Значит, не зря выжрал самогонку… Не зря… Другой бы побрезговал…
– А зачем твоя стерва наплела про Красавца?
– Разве их, баб…
Икнул.
– Зараз этих…
Икнул.
– Поймешь?..
Шмыгнул в шалаш и затих.
Я хотел выпить за брезгливость, но мне больше ни плеснули.
Представил, как в Кремле смотрят на мое пьянство в прямом эфире.
– Пора к доцентше, – сообщил я гаранту Конституции. – Алексею Николаевичу – генеральский привет.
После мерзкой самогонки потянуло на строевое пение.
– Приказы не обсуждаются! – затянул я, фальшивя. – Приказы не обсуждаются!
Внутришалашное храпение провожало меня до самой калитки.
Глава 8 Бухарики
Хотелось добавить – ну хотя бы стопарик.
Я бы вернулся к дорожной проститутке и Чапе, но там уже водку до капли выпили, колбасу слопали.

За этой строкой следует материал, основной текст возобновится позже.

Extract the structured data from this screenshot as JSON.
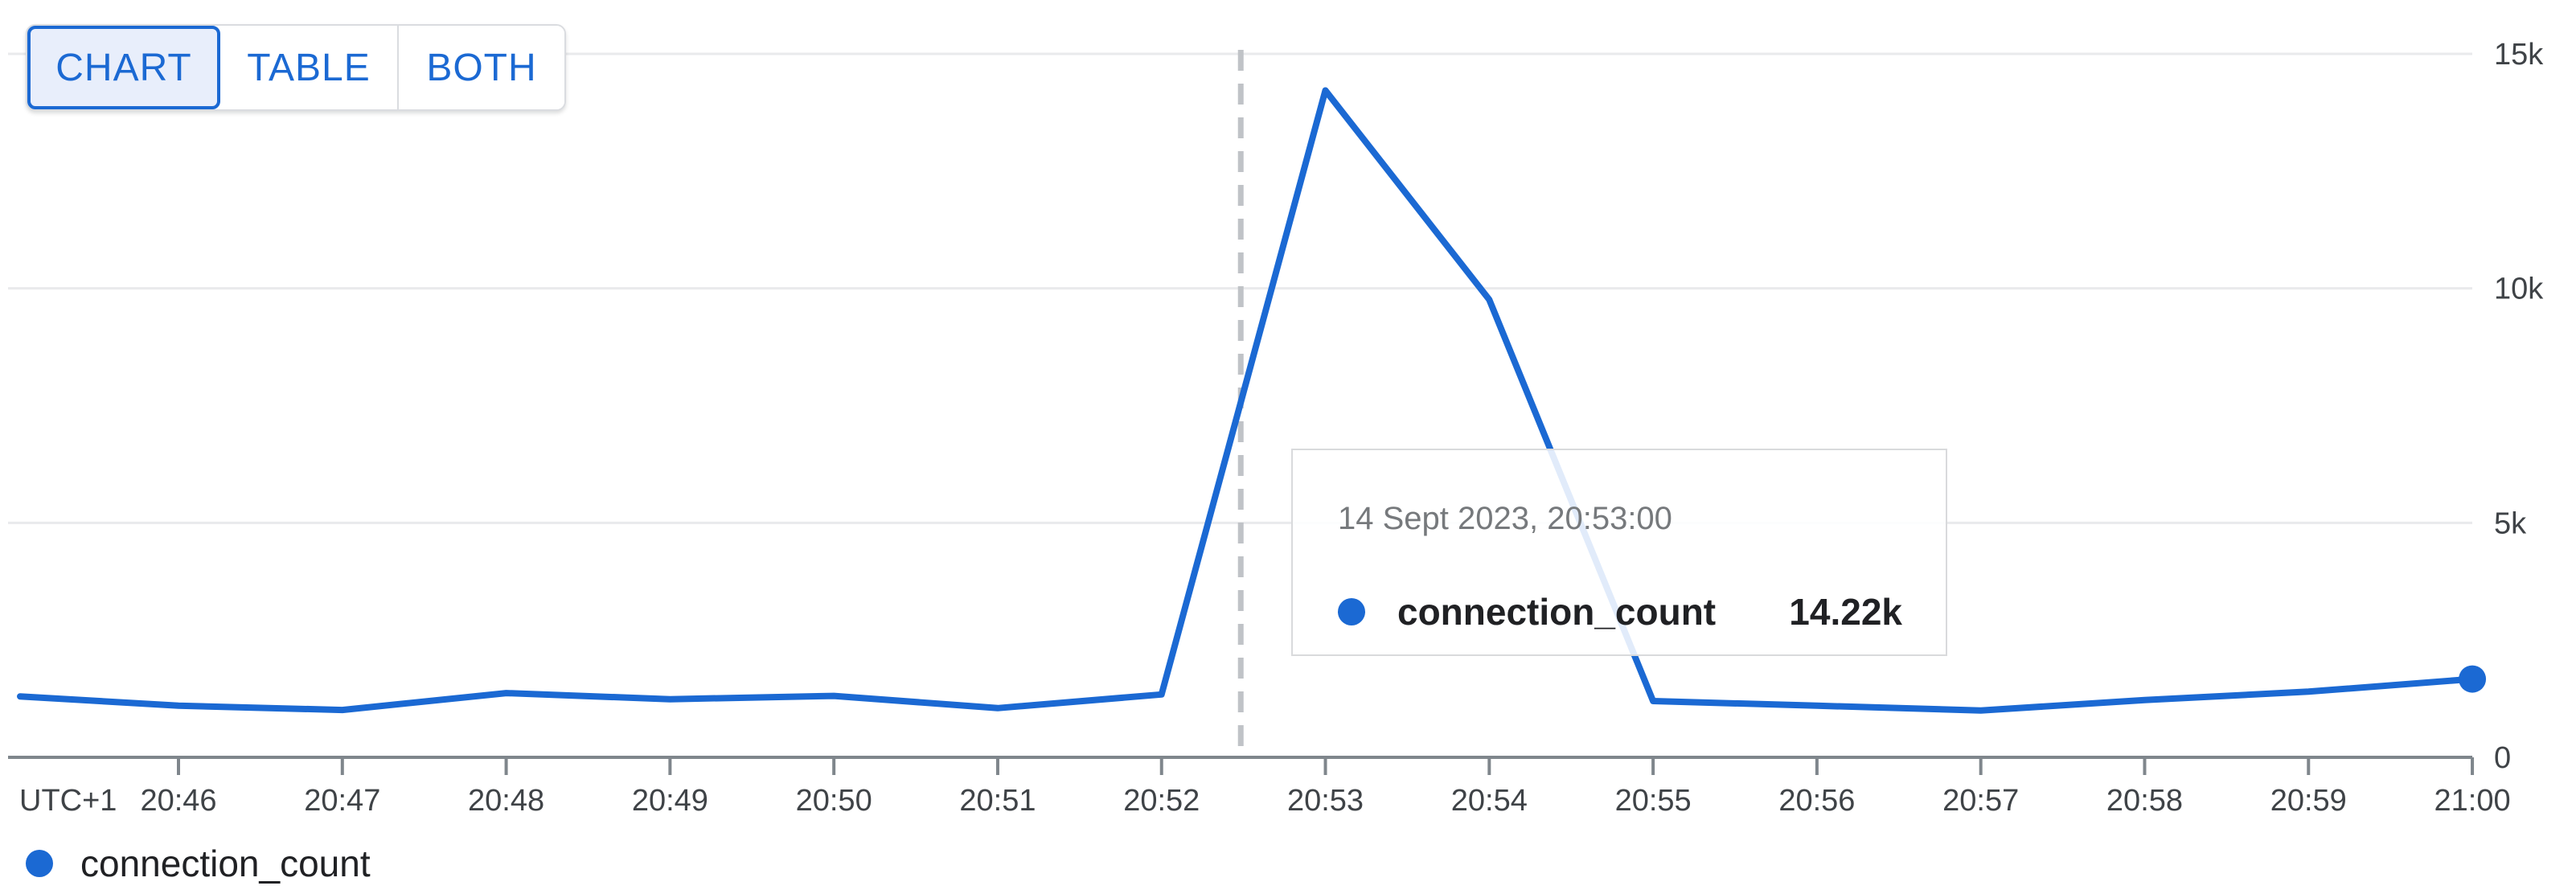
{
  "colors": {
    "accent_blue": "#1b69d3",
    "selected_button_bg": "#e8eefb",
    "button_border_gray": "#dadce0",
    "gridline": "#e9eaec",
    "axis_gray": "#7f868c",
    "axis_label_text": "#3f4347",
    "crosshair_gray": "#c0c3c7",
    "tooltip_border": "#d9dadc",
    "tooltip_date_text": "#76797c",
    "dark_text": "#202124"
  },
  "toolbar": {
    "buttons": [
      {
        "label": "CHART",
        "selected": true
      },
      {
        "label": "TABLE",
        "selected": false
      },
      {
        "label": "BOTH",
        "selected": false
      }
    ]
  },
  "tooltip": {
    "date": "14 Sept 2023, 20:53:00",
    "series": "connection_count",
    "value": "14.22k"
  },
  "legend": {
    "label": "connection_count"
  },
  "chart_data": {
    "type": "line",
    "title": "",
    "xlabel": "",
    "ylabel": "",
    "timezone_label": "UTC+1",
    "x_tick_labels": [
      "20:46",
      "20:47",
      "20:48",
      "20:49",
      "20:50",
      "20:51",
      "20:52",
      "20:53",
      "20:54",
      "20:55",
      "20:56",
      "20:57",
      "20:58",
      "20:59",
      "21:00"
    ],
    "y_ticks": [
      {
        "label": "15k",
        "value": 15000
      },
      {
        "label": "10k",
        "value": 10000
      },
      {
        "label": "5k",
        "value": 5000
      },
      {
        "label": "0",
        "value": 0
      }
    ],
    "ylim": [
      0,
      15000
    ],
    "grid": true,
    "legend_position": "bottom-left",
    "crosshair_time": "20:52:29",
    "series": [
      {
        "name": "connection_count",
        "color": "#1b69d3",
        "end_point_marker": true,
        "points": [
          {
            "time": "20:45:02",
            "value": 1300
          },
          {
            "time": "20:46:00",
            "value": 1100
          },
          {
            "time": "20:47:00",
            "value": 1010
          },
          {
            "time": "20:48:00",
            "value": 1370
          },
          {
            "time": "20:49:00",
            "value": 1240
          },
          {
            "time": "20:50:00",
            "value": 1310
          },
          {
            "time": "20:51:00",
            "value": 1050
          },
          {
            "time": "20:52:00",
            "value": 1340
          },
          {
            "time": "20:53:00",
            "value": 14220
          },
          {
            "time": "20:54:00",
            "value": 9760
          },
          {
            "time": "20:55:00",
            "value": 1200
          },
          {
            "time": "20:56:00",
            "value": 1100
          },
          {
            "time": "20:57:00",
            "value": 1000
          },
          {
            "time": "20:58:00",
            "value": 1220
          },
          {
            "time": "20:59:00",
            "value": 1400
          },
          {
            "time": "21:00:00",
            "value": 1670
          }
        ]
      }
    ]
  }
}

Да и повторно проявлять интерес к торговцу велосипедами слишком опрометчиво.
И вообще, мне по душе не урод, а Красавец.
Я представил, как генерал заставляет экспертов сравнивать изображение Ванюшки, спасшего меня от импотенции, с фотками голливудских звезд и доморощенными мега-старами.
Представил и рассмеялся прямо в объектив.
– Сегодня в Пнево день всеобщей пьянки! – заявил я Кремлю и потопал в Кронино.
И тут наконец представился случай выпить.
За рабицей.
Под яблонями.
За накрытым столом – бухал пролетариат.
Но прежде чем попросить чуток родимой огненной воды, я организовал прослушку.
Из фотоаппарата и собственных барабанных перепонок.
– На муромской дорожке стояли две сосны!..
– Блин, во-первых – не две, а три.
– А по мне – хоть четыре.
– Какой арифметик выискался!
– Спок, ребя… Пусть поет… Но не стояли, верно!
– Зачем наступать на больную мозоль, правильно.